Accumulati mese dopo mese, proroga dopo proroga. L’ultimo contratto, pubblicato ieri sul sito della Regione siciliana prevede una collaborazione di circa un mese e mezzo, per la cifra di 5.365,40 euro. A qualcuno sfugge, però, anche a causa della mancata pubblicazione delle relazioni finali dei consulenti, che dovrebbero, per legge, essere sul sito, l’effettiva utilità di un consulente per la spesa dei fondi comunitari. Visto che, dal 2007 a oggi (e quindi per un periodo in gran parte “coperto” anche dalla consulenza di De Santis), la Regione ha speso appena il 12,7% dei Fondi Fesr, ha ricevuto le “bacchettate” del premier Monti, e ha spinto lo stesso governatore Lombardo a chiedere verifiche più stringenti sull’attività dei dirigenti generali. Problemi, quelli relativi alla spesa dei fondi europei,che sono rimasti tali e quali, nonostante la presenza del consulente del presidente. A cui è stato per l’ennesima volta prorogato il contratto. Certo, De Santis non è affatto uno sconosciuto. Leader di un movimento “sudista” dalla metà degli anni ’90, adesso guida il “Partito del Sud” di cui ha registrato già il nome, è considerato uno degli ideologi dell’Mpa di Lombardo. E non a caso ha ricoperto il ruolo di capo della segreteria tecnica del governatore.

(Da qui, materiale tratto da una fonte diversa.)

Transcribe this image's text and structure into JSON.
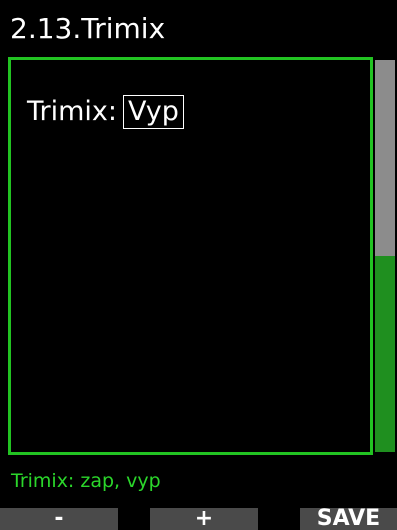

Un dirigente in pensione, invece, darà una mano all’assessore Mario Centorrino in qualità di “consulente sulle problematiche della pubblica istruzione alla luce della normativa statale di riforma del settore”. Si tratta del siracusano (ma residente a Catania) Giuseppe Italia, 67 anni compiuti circa un mese fa. Per lui, un incarico di tre mesi (dal 16 gennaio al 15 aprile 2012) per un corrispettivo di 6.197.49 euro. Nello stesso assessorato, poi, due incarichi a titolo gratuito a Giovanni Morale e Maurizio Arcigli.
Con questi quattro incarichi, le consulenze tutt’ora vigenti sono 56. Proprio contro queste consulenze ancora in corso, non più tardi di un mese fa, alcuni deputati del Pd, tra cui il segretario Giuseppe Lupo, avevano puntato il dito, chiedendone l’immediata revoca. Lombardo, in quell’occasione replicò assicurando che “avrebbe tenuto conto della richiesta degli alleati”. Ma le consulenze non si sono fermate.